I have NO problem with kids who need accommodations getting them through the post-secondary application and, yes, educational process. Is life different when you're looking at employment? Depending on the specific job, maybe or maybe not. Regardless, disability should not prevent someone from getting the knowledge, regardless of what they do afterwards.
Anyway, nobody gave me EXTRA SAT points for finishing my tests in a third of the time it took other people and having to endure sitting in the testing room with NOTHING to do, no paper to draw on, no book to read.

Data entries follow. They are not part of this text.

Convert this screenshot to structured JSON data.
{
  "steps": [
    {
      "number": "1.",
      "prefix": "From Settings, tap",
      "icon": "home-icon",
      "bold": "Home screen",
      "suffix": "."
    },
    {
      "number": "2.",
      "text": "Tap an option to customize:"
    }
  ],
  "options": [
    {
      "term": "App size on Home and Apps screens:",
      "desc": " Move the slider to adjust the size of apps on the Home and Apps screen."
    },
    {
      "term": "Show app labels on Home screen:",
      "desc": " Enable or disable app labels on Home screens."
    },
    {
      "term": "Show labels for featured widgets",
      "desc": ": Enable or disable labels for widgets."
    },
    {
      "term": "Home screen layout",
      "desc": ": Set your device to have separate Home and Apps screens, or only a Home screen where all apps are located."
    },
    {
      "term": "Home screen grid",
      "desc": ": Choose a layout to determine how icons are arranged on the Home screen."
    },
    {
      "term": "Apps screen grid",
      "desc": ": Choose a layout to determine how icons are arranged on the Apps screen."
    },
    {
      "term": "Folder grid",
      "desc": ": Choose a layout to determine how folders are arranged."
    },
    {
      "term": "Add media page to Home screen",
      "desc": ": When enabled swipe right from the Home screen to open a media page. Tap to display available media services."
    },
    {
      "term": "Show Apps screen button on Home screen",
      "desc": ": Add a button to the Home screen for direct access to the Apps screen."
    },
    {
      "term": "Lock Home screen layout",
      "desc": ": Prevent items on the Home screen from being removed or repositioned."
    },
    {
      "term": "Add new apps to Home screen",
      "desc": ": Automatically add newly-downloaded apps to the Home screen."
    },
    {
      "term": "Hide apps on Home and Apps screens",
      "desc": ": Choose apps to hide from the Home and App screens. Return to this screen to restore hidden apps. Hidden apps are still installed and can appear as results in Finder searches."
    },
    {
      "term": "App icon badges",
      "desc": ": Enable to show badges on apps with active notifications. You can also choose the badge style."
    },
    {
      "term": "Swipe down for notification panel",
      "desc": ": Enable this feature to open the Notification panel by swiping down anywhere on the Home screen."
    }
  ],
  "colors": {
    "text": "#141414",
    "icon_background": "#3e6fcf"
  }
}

Anonymous wrote:Anonymous wrote:Worked with kids for years. Have seen LD kids think circles around speed demon straight A students. You know, some kids are athletic, some kids crunch numbers fast, some debate on their feet, some innovate, some are leaders, some contemplate at depths you’ll never know. No one’s entitled to anything; some people are just lucky they start with more advantages. A tiny little subset of scores does not necessarily make you a better thinker than someone with an incrementally different set of scores. Yes, some people are “smarter” than others, but you will not necessarily know it by their tests scores. Sure, you can glean some info on whether they appear to be prepared for basic college level work. If you want to tell colleges who to admit, get a job in an admissions office. All this griping suggests there’s only one kind of human who deserves everything. Be glad everyone doesn’t think this way or you wouldn’t be reading your bloody smart device and sitting in air conditioning with the lunch of your choice right now. You have no idea what other people have figured out that you benefit from every minute of the day. And if they were just like all these entitled complainers, we’d be without.
(The merits of which are a different conversation
I agree with everything you say. This isn't inconsistent with the idea that the College Board should just report the test scores of all students (taken under the same time constraints), and let the colleges decide if they matter or not.